Sollte man die Aal-Schonzeit auf 6 Monate verlängern?

Die EU-Kommission schlägt eine Aal-Schonzeit von einem halben Jahr vor. Der DAFV bezeichnet den Vorschlag als Augenwischerei und verweist auf andere Wege.

Aalfischer Mario Weber auf der Havel bei Potsdam. Foto: DAFV / F. Büttner

Bild: DAFV / F. Büttner

Aalfischer Mario Weber auf der Havel bei Potsdam.

Die EU-Kommission hat am 28. Oktober 2022 die Ausdehnung der Aal-Schonzeit von drei auf sechs Monate vorgeschlagen. Dieser Vorschlag bezieht sich auf Meeresgewässer, angrenzende Brackgewässer im Nordostatlantik (einschließlich Ostsee) und das Mittelmeer und soll die größten Wanderungsbewegungen von Glasaalen und Blankaalen abdecken und soll für Berufsfischerei und Freizeitfischerei gelten.

Kommt eine Verlängerung der Aal-Schonzeit?

Noch ist die längere Aal-Schonzeit nicht beschlossen. Der Deutsche Angelfischerverband (DAFV) hat zur besseren Einordnung jedoch Informationen zusammengetragen. Außerdem bewertet er ihn kritisch, da von einer längeren Schonzeit an sich kein großer Schutzeffekt zu erwarten ist.

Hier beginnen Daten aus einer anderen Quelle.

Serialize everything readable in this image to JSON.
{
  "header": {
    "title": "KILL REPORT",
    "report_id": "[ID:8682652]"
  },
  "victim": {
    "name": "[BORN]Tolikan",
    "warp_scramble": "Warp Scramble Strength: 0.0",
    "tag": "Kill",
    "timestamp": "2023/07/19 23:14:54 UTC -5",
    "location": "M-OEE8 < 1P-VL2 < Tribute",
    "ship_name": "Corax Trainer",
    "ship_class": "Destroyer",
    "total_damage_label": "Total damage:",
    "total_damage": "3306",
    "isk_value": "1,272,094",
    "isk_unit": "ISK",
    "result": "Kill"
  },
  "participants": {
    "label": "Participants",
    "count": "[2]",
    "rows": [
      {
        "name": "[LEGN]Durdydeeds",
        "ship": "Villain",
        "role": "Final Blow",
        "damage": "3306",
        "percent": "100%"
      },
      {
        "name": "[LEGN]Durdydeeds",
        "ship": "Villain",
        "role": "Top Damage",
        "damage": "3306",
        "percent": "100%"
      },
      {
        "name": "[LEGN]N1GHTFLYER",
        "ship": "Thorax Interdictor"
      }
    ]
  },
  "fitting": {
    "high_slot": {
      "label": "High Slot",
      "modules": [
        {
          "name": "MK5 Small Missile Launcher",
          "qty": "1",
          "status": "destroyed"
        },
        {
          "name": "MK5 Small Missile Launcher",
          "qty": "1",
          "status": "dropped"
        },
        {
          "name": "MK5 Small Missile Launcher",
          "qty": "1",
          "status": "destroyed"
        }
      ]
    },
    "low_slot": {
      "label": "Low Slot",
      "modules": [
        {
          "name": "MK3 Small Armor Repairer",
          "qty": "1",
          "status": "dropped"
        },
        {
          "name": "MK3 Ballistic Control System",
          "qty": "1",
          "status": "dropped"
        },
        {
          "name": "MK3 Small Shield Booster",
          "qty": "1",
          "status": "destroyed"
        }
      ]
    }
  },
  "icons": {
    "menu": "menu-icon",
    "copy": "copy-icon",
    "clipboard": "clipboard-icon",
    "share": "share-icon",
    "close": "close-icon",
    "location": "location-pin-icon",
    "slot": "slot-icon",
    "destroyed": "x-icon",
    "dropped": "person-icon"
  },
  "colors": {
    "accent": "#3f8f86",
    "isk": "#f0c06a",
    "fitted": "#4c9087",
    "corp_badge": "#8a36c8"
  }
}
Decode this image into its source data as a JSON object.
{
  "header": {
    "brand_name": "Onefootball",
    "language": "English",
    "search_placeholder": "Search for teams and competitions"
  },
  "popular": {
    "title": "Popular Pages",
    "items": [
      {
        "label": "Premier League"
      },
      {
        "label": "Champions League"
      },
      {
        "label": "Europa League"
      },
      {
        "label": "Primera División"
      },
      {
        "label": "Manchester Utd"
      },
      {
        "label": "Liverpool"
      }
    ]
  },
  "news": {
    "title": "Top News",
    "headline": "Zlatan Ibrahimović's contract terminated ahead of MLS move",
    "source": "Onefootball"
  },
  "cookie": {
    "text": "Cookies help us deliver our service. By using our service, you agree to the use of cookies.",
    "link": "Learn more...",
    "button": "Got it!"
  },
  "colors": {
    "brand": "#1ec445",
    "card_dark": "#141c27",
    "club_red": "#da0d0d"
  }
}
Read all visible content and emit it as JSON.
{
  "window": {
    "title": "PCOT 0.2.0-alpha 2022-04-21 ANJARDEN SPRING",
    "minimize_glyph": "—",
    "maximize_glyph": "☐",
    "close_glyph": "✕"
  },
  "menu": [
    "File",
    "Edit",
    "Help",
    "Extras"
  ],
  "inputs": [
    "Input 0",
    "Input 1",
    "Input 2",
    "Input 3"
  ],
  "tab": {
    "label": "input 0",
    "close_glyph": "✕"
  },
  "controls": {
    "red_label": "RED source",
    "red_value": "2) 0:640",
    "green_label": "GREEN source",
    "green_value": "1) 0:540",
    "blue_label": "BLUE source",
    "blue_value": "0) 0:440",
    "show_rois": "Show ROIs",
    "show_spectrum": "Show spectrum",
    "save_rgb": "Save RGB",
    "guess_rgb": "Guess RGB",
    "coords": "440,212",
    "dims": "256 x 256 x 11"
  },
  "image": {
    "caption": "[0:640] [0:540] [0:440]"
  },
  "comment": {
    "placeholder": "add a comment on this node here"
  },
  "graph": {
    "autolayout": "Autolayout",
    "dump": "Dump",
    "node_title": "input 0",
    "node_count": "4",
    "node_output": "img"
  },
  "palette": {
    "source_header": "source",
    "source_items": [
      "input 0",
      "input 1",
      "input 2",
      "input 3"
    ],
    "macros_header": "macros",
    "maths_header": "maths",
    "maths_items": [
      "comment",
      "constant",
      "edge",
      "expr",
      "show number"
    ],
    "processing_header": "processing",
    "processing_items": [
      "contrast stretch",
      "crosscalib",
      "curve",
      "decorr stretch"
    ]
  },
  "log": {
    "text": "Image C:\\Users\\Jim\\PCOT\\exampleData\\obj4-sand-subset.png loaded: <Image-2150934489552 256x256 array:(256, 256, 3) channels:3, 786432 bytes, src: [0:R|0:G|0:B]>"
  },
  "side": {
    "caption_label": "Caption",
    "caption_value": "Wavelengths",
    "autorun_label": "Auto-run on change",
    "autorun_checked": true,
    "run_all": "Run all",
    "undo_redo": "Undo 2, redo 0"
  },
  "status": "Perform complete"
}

Hintergrundinformation zum Vorschlag der EU-Kommission

  • Die 6-monatige Schonzeit ist bisher nur ein Vorschlag der EU-Kommission. Ohne Zustimmung der EU-Mitgliedsstaaten kann die Änderung nicht umgesetzt werden. Verhandelt wird dieses Thema neben anderen fischereilichen Themen beim Treffen von EU-Kommission und Fischereiministern am 12. und 13. Dezember 2022.
  • Die Ausweitung der Schonzeit von drei auf sechs Monate hätte massive sozioökonomische Folgen für strukturschwache Küstengebiete in Dänemark, Schweden und Deutschland und steht somit im Widerspruch zu den Maßnahmen (Blue Economy) und Prioritäten (Green Deal) der EU-Kommission. In anderen Regionen Europas fischt man kaum auf abwandernde Blankaale in Küstengewässern. Die Aalfischerei an den Küsten der genannten Länder ist seit Einführung der EU-Aalverordnung (2007) an deutschen Küsten bereits stark zurück gegangen.
  • Der Großteil der Glasaalfischerei in Frankreich ist von der Schonzeit nicht betroffen, da die Fanggebiete außerhalb der EU-Zuständigkeit liegen. Es ist unwahrscheinlich, dass Frankreich die Schonzeit auf die Glasaal-Fanggebiete in nationalen Hoheitsgewässern (Ästuare der großen Flüsse) ausweitet.
  • Frankreich hat am 20. Oktober nationale Glasaalfangquote für die Saison 2022/2023 auf insgesamt 51.113 Kilogramm festgelegt. Dieser Anteil von etwa 12% des jährlichen Glasaalaufkommens ist für Besatzmaßnahmen zur Bestandserholung im Rahmen der Europäischen Aalmanagementpläne und den Bedarf der europäischen Aal-Aquakultur vollkommen ausreichend.
  • Solange Besatz als legitime Maßnahme zur Unterstützung der Bestandserholung in der EU-Aalverordnung (EG) Nr. 1100/2007 festgeschrieben bleibt, werden auch EMFAF-Mittel zur Co-Finanzierung von Besatz zur Verfügung stehen. Eine zeitnahe Änderung der EU-Aalverordnung ist nach der Evaluation im Jahr 2020 („Regulation is fit for purpose!“) äußerst unwahrscheinlich.
  • Die Ausweitung der Schonzeit auf 6 Monate zur Hauptabwanderungszeit bedeutet in Deutschland vermutlich das Ende der (Aal-)Fischerei in den Küstenregionen von Schleswig-Holstein, Niedersachsen und Mecklenburg-Vorpommern. Dies hätte den Verlust von sozioökonomischer Wertschöpfung und kulinarischer Kultur zur Folge.
  • Der Vorschlag der Kommission steht im Widerspruch zu dem ganzheitlichen Ansatz, wie er von der Kommission im September beworben wurde. Der überwiegende Teil der Mitgliedsstaaten hatte diesem ganzheitlichen Ansatz zugestimmt.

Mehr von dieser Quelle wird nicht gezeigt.